Elon Musk is the richest man in the world and the CEO of Tesla. He also is very influential when it comes to the stock market and cryptocurrency market. One word from him can cause major swings.
According to CNBC, Musk got into trouble with the SEC in September 2018 when he made posts on Twitter saying he had a private buyer to take over Tesla. His words caused a huge jump in Tesla stock. The SEC charged him with making false promises and making misleading statements. He entered an agreement with the agency, which continues to cause him issues.
Musk accused the SEC of harassment. He said they were not following the agreement they had made in 2018. So, the two entered into a revised settlement. As part of the agreement, Musk had to step down as Tesla board chairman. He also had to have a securities legal expert review all his posts on social media before they went live if they contained any type of business information.

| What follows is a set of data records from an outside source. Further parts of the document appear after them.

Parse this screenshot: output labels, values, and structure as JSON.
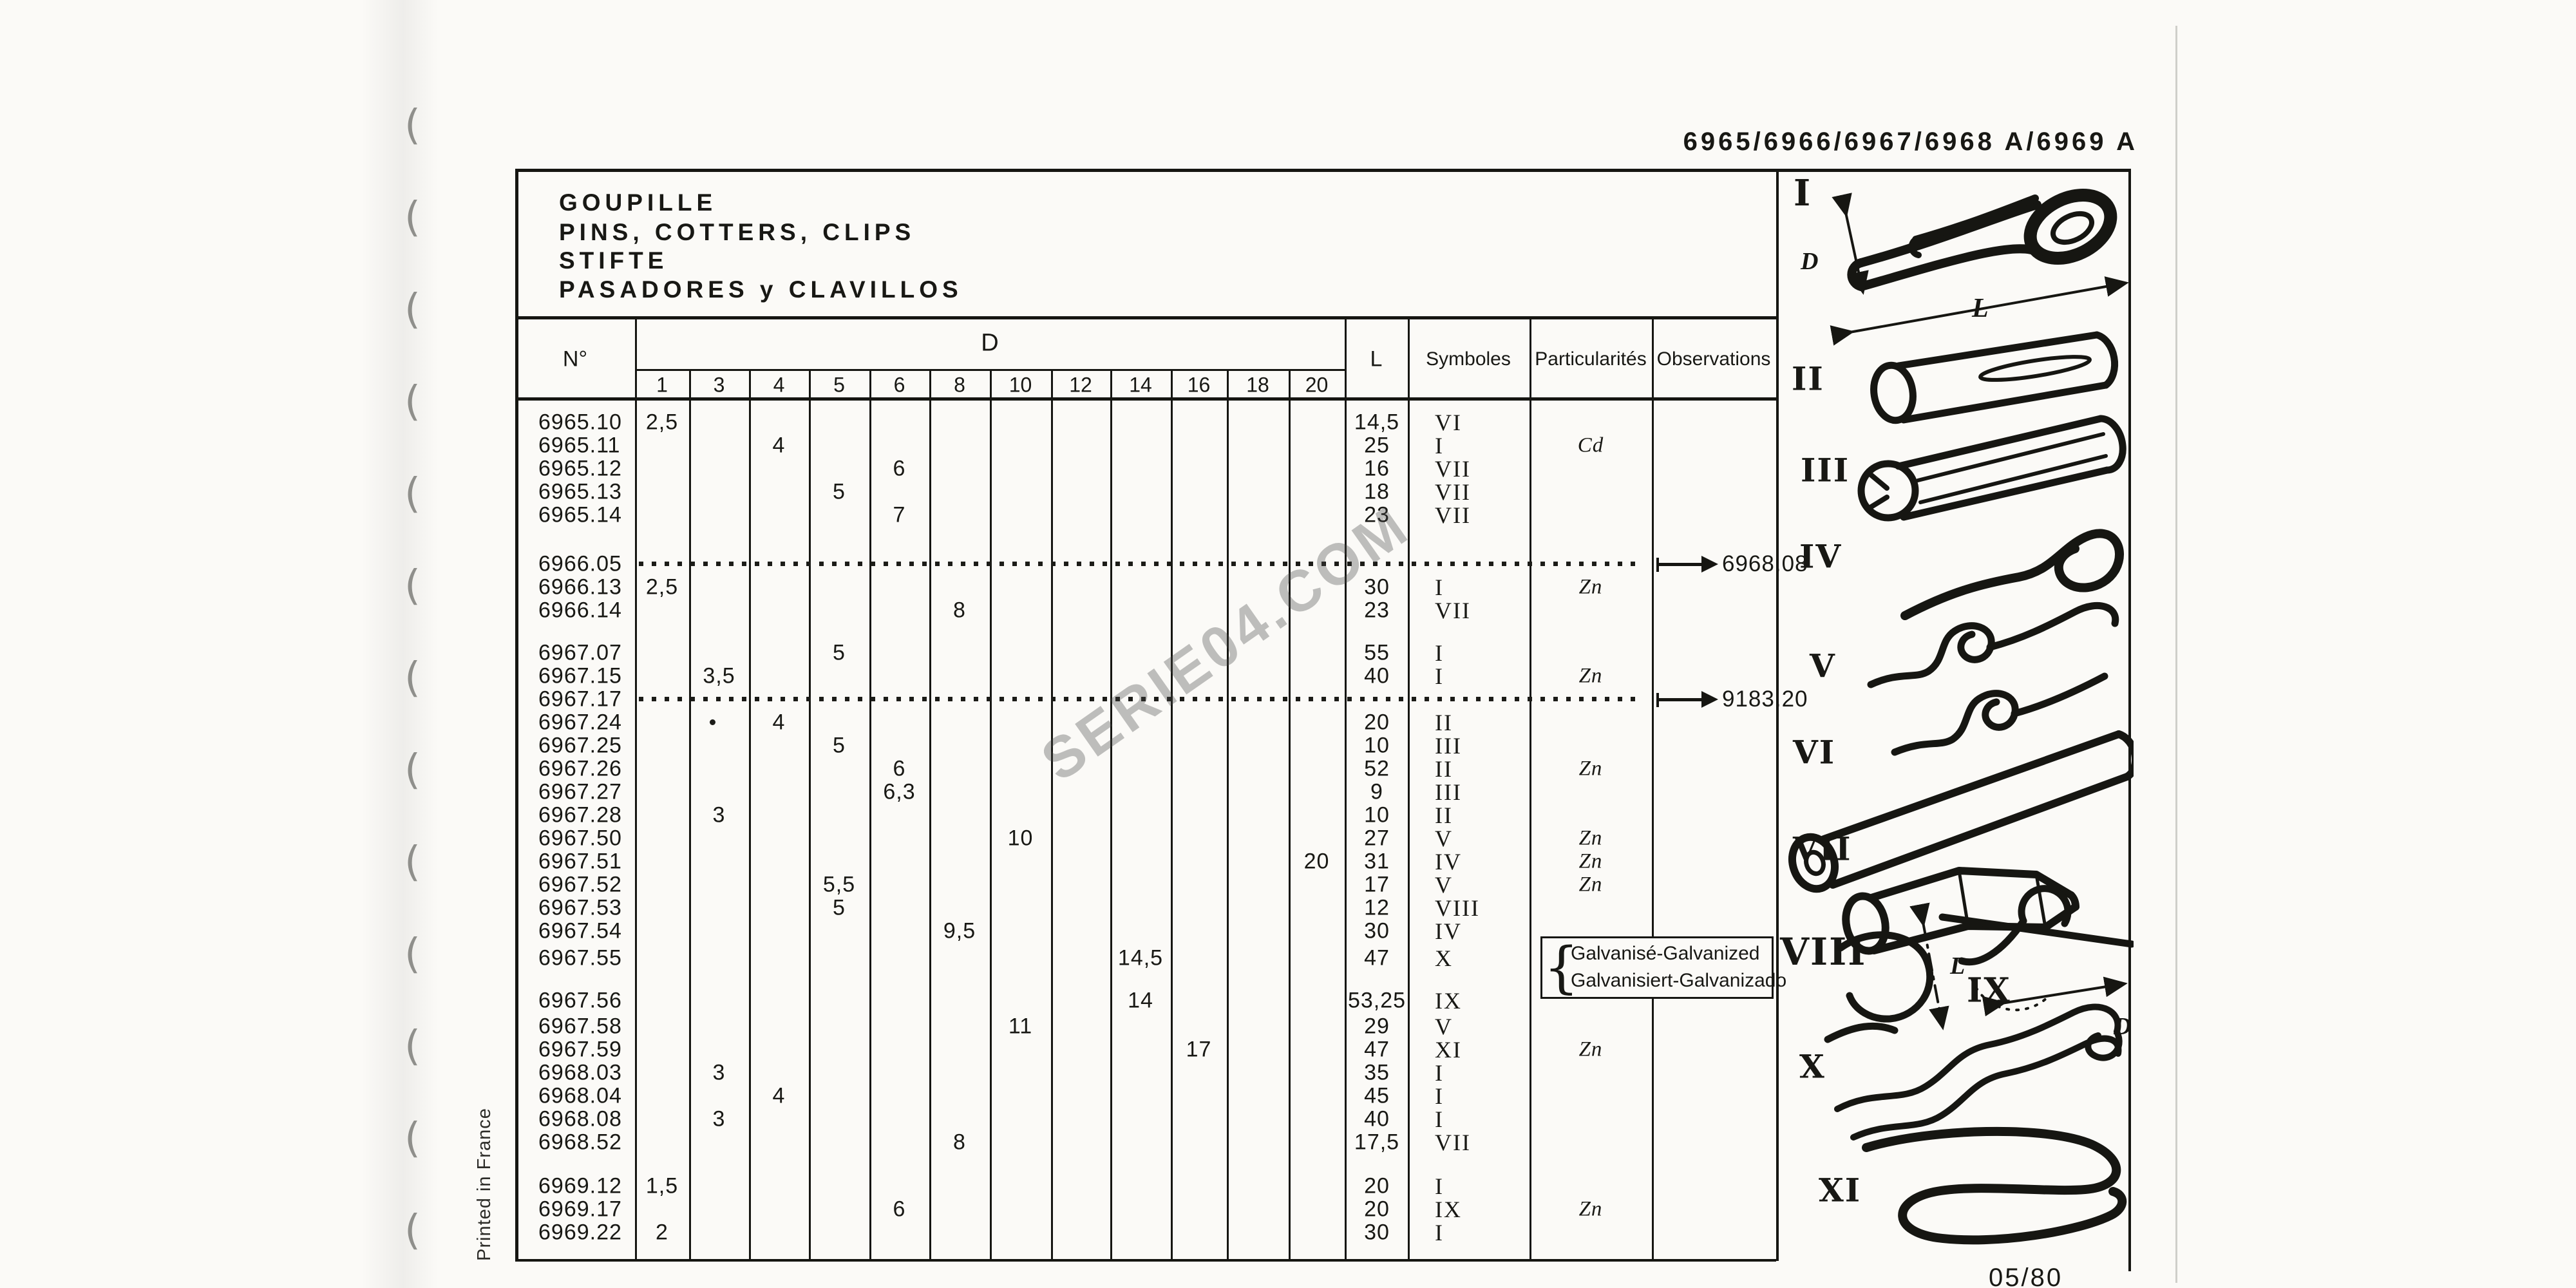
{
  "page": {
    "header_code": "6965/6966/6967/6968 A/6969 A",
    "page_code": "05/80",
    "printed_in": "Printed in France",
    "watermark": "SERIE04.COM"
  },
  "title": {
    "line1": "GOUPILLE",
    "line2": "PINS, COTTERS, CLIPS",
    "line3": "STIFTE",
    "line4": "PASADORES y CLAVILLOS"
  },
  "table": {
    "headers": {
      "no": "N°",
      "d": "D",
      "l": "L",
      "symboles": "Symboles",
      "particularites": "Particularités",
      "observations": "Observations"
    },
    "d_sizes": [
      "1",
      "3",
      "4",
      "5",
      "6",
      "8",
      "10",
      "12",
      "14",
      "16",
      "18",
      "20"
    ],
    "note": {
      "line1": "Galvanisé-Galvanized",
      "line2": "Galvanisiert-Galvanizado"
    },
    "rows": [
      {
        "no": "6965.10",
        "ds": "1",
        "d": "2,5",
        "l": "14,5",
        "sym": "VI"
      },
      {
        "no": "6965.11",
        "ds": "4",
        "d": "4",
        "l": "25",
        "sym": "I",
        "part": "Cd"
      },
      {
        "no": "6965.12",
        "ds": "6",
        "d": "6",
        "l": "16",
        "sym": "VII"
      },
      {
        "no": "6965.13",
        "ds": "5",
        "d": "5",
        "l": "18",
        "sym": "VII"
      },
      {
        "no": "6965.14",
        "ds": "6",
        "d": "7",
        "l": "23",
        "sym": "VII"
      },
      {
        "no": "6966.05",
        "dotted": true,
        "arrow": "6968.08",
        "gap": 1.1
      },
      {
        "no": "6966.13",
        "ds": "1",
        "d": "2,5",
        "l": "30",
        "sym": "I",
        "part": "Zn"
      },
      {
        "no": "6966.14",
        "ds": "8",
        "d": "8",
        "l": "23",
        "sym": "VII"
      },
      {
        "no": "6967.07",
        "ds": "5",
        "d": "5",
        "l": "55",
        "sym": "I",
        "gap": 0.85
      },
      {
        "no": "6967.15",
        "ds": "3",
        "d": "3,5",
        "l": "40",
        "sym": "I",
        "part": "Zn"
      },
      {
        "no": "6967.17",
        "dotted": true,
        "arrow": "9183.20"
      },
      {
        "no": "6967.24",
        "ds": "4",
        "d": "4",
        "l": "20",
        "sym": "II",
        "dot3": true
      },
      {
        "no": "6967.25",
        "ds": "5",
        "d": "5",
        "l": "10",
        "sym": "III"
      },
      {
        "no": "6967.26",
        "ds": "6",
        "d": "6",
        "l": "52",
        "sym": "II",
        "part": "Zn"
      },
      {
        "no": "6967.27",
        "ds": "6",
        "d": "6,3",
        "l": "9",
        "sym": "III"
      },
      {
        "no": "6967.28",
        "ds": "3",
        "d": "3",
        "l": "10",
        "sym": "II"
      },
      {
        "no": "6967.50",
        "ds": "10",
        "d": "10",
        "l": "27",
        "sym": "V",
        "part": "Zn"
      },
      {
        "no": "6967.51",
        "ds": "20",
        "d": "20",
        "l": "31",
        "sym": "IV",
        "part": "Zn"
      },
      {
        "no": "6967.52",
        "ds": "5",
        "d": "5,5",
        "l": "17",
        "sym": "V",
        "part": "Zn"
      },
      {
        "no": "6967.53",
        "ds": "5",
        "d": "5",
        "l": "12",
        "sym": "VIII"
      },
      {
        "no": "6967.54",
        "ds": "8",
        "d": "9,5",
        "l": "30",
        "sym": "IV"
      },
      {
        "no": "6967.55",
        "ds": "14",
        "d": "14,5",
        "l": "47",
        "sym": "X",
        "note": true,
        "gap": 0.15
      },
      {
        "no": "6967.56",
        "ds": "14",
        "d": "14",
        "l": "53,25",
        "sym": "IX",
        "gap": 0.85
      },
      {
        "no": "6967.58",
        "ds": "10",
        "d": "11",
        "l": "29",
        "sym": "V",
        "gap": 0.1
      },
      {
        "no": "6967.59",
        "ds": "16",
        "d": "17",
        "l": "47",
        "sym": "XI",
        "part": "Zn"
      },
      {
        "no": "6968.03",
        "ds": "3",
        "d": "3",
        "l": "35",
        "sym": "I"
      },
      {
        "no": "6968.04",
        "ds": "4",
        "d": "4",
        "l": "45",
        "sym": "I"
      },
      {
        "no": "6968.08",
        "ds": "3",
        "d": "3",
        "l": "40",
        "sym": "I"
      },
      {
        "no": "6968.52",
        "ds": "8",
        "d": "8",
        "l": "17,5",
        "sym": "VII"
      },
      {
        "no": "6969.12",
        "ds": "1",
        "d": "1,5",
        "l": "20",
        "sym": "I",
        "gap": 0.9
      },
      {
        "no": "6969.17",
        "ds": "6",
        "d": "6",
        "l": "20",
        "sym": "IX",
        "part": "Zn"
      },
      {
        "no": "6969.22",
        "ds": "1",
        "d": "2",
        "l": "30",
        "sym": "I"
      }
    ]
  },
  "figures": [
    {
      "numeral": "I",
      "name": "cotter-pin"
    },
    {
      "numeral": "II",
      "name": "slotted-pin"
    },
    {
      "numeral": "III",
      "name": "grooved-pin"
    },
    {
      "numeral": "IV",
      "name": "hook-clip"
    },
    {
      "numeral": "V",
      "name": "double-wave-clip"
    },
    {
      "numeral": "VI",
      "name": "tube-pin"
    },
    {
      "numeral": "VII",
      "name": "barrel-pin"
    },
    {
      "numeral": "VIII",
      "name": "c-clip"
    },
    {
      "numeral": "IX",
      "name": "r-clip"
    },
    {
      "numeral": "X",
      "name": "wave-wire-clip"
    },
    {
      "numeral": "XI",
      "name": "large-wire-clip"
    }
  ],
  "figure_dims": {
    "d": "D",
    "l": "L"
  }
}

The deal also included a $40 million fine paid by Musk that would go to Tesla. He’s now saying the SEC never paid that money back to the company. The SEC claims there is a payment plan with the court that should have approval by March 2022.
Musk’s legal team says the SEC is too busy worrying about him than about following through on the money distribution. They say the agency continues to harass him by conducting needless investigations and issuing subpoenas. They alleged the actions are because Musk speaks critically of the U.S. government.
With how influential he is and his ginormous net worth, it is likely the SEC and Musk will remain intertwined for a long time to come despite Musk’s obvious desires to part with them.